France : Le nombre de naissances n’a pas été aussi bas depuis la Seconde Guerre mondiale
Un nouveau record. Après un décrochage marqué en 2023, le nombre de naissances en France recule encore sur les neuf premiers mois de l’année 2024, confirme l’Insee ce vendredi. Entre janvier et septembre, il a baissé de 2,7 % par rapport à la même période l’année précédente.
Cette baisse ralentit mais elle intervient après un fort décrochage en 2023. Le nombre de naissances s’est replié cette année-là de 6,6 %, passant sous la barre symbolique des 700.000 pour la première fois depuis la fin de la Seconde Guerre mondiale. Selon l’Insee, 677.800 bébés sont nés en France en 2023. Une baisse qui s’explique par de multiples facteurs.
Guerre, inflation, climat d’incertitude
« Pour se projeter dans la parentalité, il faut être habité par l’espoir, or, le climat d’incertitude actuel peut peser » sur la décision d’un couple d’avoir un enfant, indique à l’AFP Catherine Scornet, maîtresse de conférences à l’Université d’Aix-Marseille. Le contexte de guerre en Ukraine et au Proche-Orient, tout comme l’inflation et les difficultés économiques peuvent ainsi influencer le choix d’avoir ou non un enfant.
Le décrochage des naissances en 2023 avait conduit le président Emmanuel Macron à appeler au « réarmement démographique » du pays, suscitant un tollé dans les rangs féministes et de la gauche, qui y voyaient une tentative de contrôler le corps des femmes. Le chef de l’État avait annoncé des mesures visant à relancer la natalité mais ces projets de réforme ont été mis à l’arrêt par la dissolution de l’Assemblée nationale en juin.
Se réaliser autrement qu’en devenant parent
Le décrochage de 2023 s’inscrit « dans une tendance de long terme », relève l’Institut national de la statistique dans une étude publiée jeudi, confirmant les chiffres annoncés en janvier. Depuis 2010, le nombre de naissances a reculé chaque année, à l’exception de celle de 2021 qui a connu un léger rebond dans le contexte de crise sanitaire.
Pourquoi les Français font-ils de moins en moins d’enfants depuis une décennie ? D’une part, le nombre de femmes de 20 à 40 ans, soit en âge de procréer, a diminué. Mais surtout, ces générations moins nombreuses procréent moins. « On observe des changements d’aspiration en matière de reproduction, aujourd’hui on peut se réaliser autrement qu’en devenant mère ou père », commente Catherine Scornet. « Les femmes diplômées se projettent le plus en dehors de la maternité. »
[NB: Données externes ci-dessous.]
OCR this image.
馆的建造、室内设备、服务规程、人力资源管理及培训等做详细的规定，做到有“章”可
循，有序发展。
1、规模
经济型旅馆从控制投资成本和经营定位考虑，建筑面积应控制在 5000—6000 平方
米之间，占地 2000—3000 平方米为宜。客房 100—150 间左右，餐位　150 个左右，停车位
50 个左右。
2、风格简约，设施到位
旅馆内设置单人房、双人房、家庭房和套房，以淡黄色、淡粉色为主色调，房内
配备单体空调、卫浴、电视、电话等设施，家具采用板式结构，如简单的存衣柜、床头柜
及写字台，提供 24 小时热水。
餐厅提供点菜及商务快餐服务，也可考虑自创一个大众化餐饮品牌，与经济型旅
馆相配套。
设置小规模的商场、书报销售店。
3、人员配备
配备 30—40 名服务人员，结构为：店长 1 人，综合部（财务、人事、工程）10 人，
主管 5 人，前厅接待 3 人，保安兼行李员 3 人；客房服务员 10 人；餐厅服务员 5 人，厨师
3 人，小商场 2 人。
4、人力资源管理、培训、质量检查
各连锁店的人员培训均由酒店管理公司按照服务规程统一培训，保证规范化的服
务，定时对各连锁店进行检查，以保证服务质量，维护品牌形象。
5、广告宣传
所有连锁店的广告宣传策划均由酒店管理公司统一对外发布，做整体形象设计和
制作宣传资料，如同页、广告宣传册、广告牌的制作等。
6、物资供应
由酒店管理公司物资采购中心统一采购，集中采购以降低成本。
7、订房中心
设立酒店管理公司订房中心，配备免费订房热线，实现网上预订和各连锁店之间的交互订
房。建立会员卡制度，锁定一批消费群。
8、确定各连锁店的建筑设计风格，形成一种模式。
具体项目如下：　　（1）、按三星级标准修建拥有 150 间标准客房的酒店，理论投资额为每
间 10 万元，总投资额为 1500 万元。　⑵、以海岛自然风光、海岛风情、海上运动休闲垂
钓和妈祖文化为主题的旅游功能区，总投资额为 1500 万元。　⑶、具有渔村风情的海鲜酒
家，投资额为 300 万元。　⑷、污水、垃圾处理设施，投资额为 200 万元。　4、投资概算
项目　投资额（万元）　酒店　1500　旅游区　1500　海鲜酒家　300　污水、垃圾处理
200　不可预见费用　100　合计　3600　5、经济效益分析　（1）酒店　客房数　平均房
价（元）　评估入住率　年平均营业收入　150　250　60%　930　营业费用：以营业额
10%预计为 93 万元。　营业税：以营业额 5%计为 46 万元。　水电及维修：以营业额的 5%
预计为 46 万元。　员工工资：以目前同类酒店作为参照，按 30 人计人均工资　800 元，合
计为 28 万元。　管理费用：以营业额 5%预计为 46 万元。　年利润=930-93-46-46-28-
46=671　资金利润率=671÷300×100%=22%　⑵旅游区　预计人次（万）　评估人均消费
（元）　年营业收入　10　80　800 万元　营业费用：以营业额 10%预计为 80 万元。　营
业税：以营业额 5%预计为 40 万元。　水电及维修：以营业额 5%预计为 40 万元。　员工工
Moins de couples avec trois enfants
L’Insee relève par ailleurs qu’en 2023, la baisse des naissances concerne pour la première fois depuis 2010 les femmes de tous les âges, y compris les plus âgées. Concrètement, « on observe une hausse du nombre de personnes qui n’ont pas d’enfant, qu’on peut lier à une moindre pression sociale à en avoir », estime auprès de l’AFP Didier Breton, chercheur associé à l’Institut national d’études démographiques et professeur à l’Université de Strasbourg.
En outre, « moins de couples qu’auparavant passent de deux à trois enfants, probablement en raison d’un choix lié au confort matériel », ajoute-t-il. Le nombre élevé de familles avec trois enfants était jusqu’alors une spécificité française, selon lui. La France « devient un pays européen comme les autres ».
Le taux de fécondité reste le plus élevé de l’UE
En 2023, le recul des naissances dans l’Hexagone en 2023 a été plus important que la moyenne des pays de l’Union européenne (-5,5 %). L’an passé, le nombre de nouveau-nés a diminué dans 22 pays de l’UE sur 27. La baisse s’est notamment accentuée dans l’ensemble des pays de l’ouest de l’UE. Elle est passée de -1,3 % en moyenne par an entre 2019 et 2022 à -5,7 % entre 2022 et 2023. Elle s’est aussi amplifiée dans les pays de l’est de l’UE, passant de -4,5 % en moyenne par an entre 2019 et 2022 à -9,3 entre 2022 et 2023.
Si on considère toutefois le taux de fécondité, celui de la France reste le plus élevé de l’Union européenne, avec 1,79 enfant par femme en 2022, dernière année pour laquelle cette donnée est disponible. Bien qu’il soit en repli, il se maintient bien au-dessus de la moyenne de l’UE, qui atteint 1,46.